Page MenuHomePhabricator

Querying ProcseeBot's user logs results in internal_api_error_DBQueryError
Closed, DuplicatePublicPRODUCTION ERROR

Description

Querying ProcseeBot's user logs via the API often results in internal_api_error_DBQueryError.

Example request params:

{
   format: 'json',
   formatversion: '2',
   maxlag: 5,
   assert: 'bot',
   action: 'query',
   list: 'logevents',
   leprop: 'title|comment|timestamp',
   leend: '2021-02-25T21:20:28.572Z',
   lelimit: 'max',
   letype: 'block',
   leuser: 'ProcseeBot',
   lestart: '2021-12-09T09:20:14.605Z'
 }

SDZeroBot does this to maintain WP:Bot activity monitor. Starting from Dec 16, the error has occurred 172 times as of 2 Jan.

Bot logs can be seen here: https://sdzerobot.toolforge.org/logs?type=out&log=bot-monitor&lines=10000 Use Ctrl+F for "DBQueryError" to find full response headers and request IDs.

Event Timeline

SD0001 changed the subtype of this task from "Bug Report" to "Production Error".Dec 19 2021, 3:08 PM

I went through logstash to find a requestid from your logs, it looks like the error on the backend (for one of your errors anyway) is Error 1969: Query execution was interrupted (max_statement_time exceeded) (db1184) this may be related to this email sent to wikitech-l https://lists.wikimedia.org/hyperkitty/list/wikitech-l@lists.wikimedia.org/thread/IPJNO75HYAQWIGTHI5LJHTDVLVOC4LJP/

Just to note: I am not sure if it is good to include tokens in your public log (header for oauth). Your timestamp must not include microseconds ('2021-12-09T09:20:14.605Z' => '2021-12-09T09:20:14Z')

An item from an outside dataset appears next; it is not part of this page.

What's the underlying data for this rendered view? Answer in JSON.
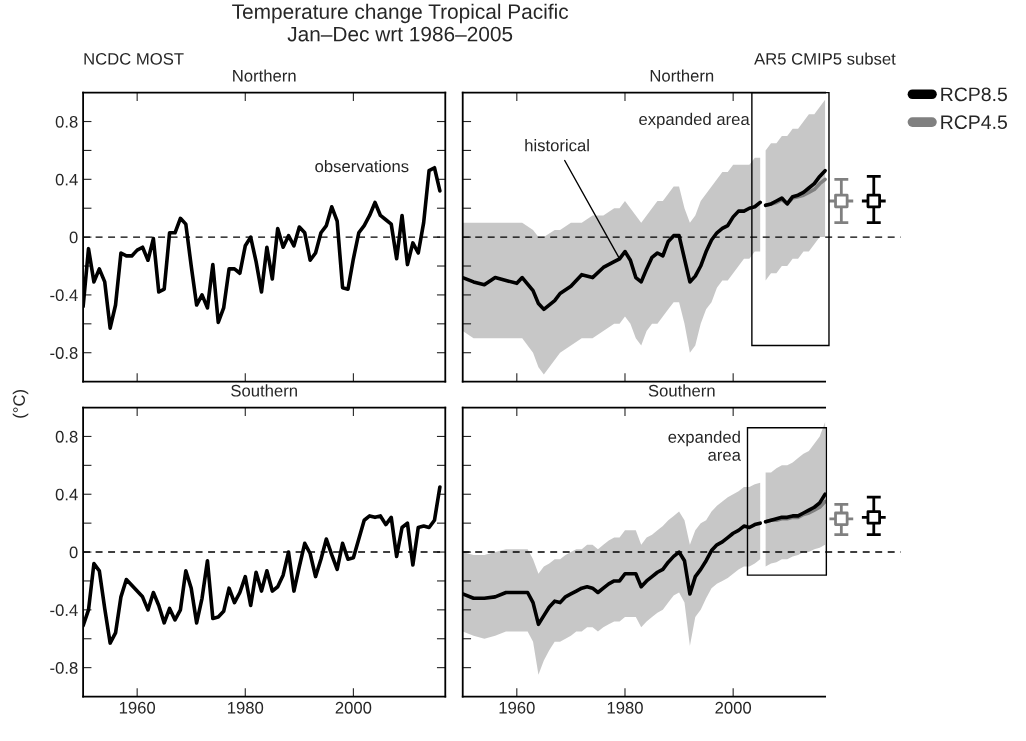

The url from the logs is https://en.wikipedia.org/w/api.php?action=query&list=logevents&leuser=ProcseeBot&lelimit=100&leprop=title|comment|timestamp&leend=2022-03-25T05:20:30Z&letype=block which also timeout right know

{
    "error": {
        "code": "internal_api_error_DBQueryError",
        "info": "[fd3370e8-7024-46af-9197-4f4e24a774de] Caught exception of type Wikimedia\\Rdbms\\DBQueryError",
        "errorclass": "Wikimedia\\Rdbms\\DBQueryError"
    },
    "servedby": "mw1404"
}

When looking at the GUI part without timestamp - https://en.wikipedia.org/wiki/Special:Log?type=block&user=ProcseeBot&page=&wpdate=&tagfilter=&subtype= it seems the ProcseeBot has stopped its work on enwiki and that makes searches for nothing extremly expensive for the database or the database is using the wrong index to determine the fact, there are no rows. Maybe the request could be reduced to avoid problems with the database servers

I disabled the check for ProcseeBot's activity.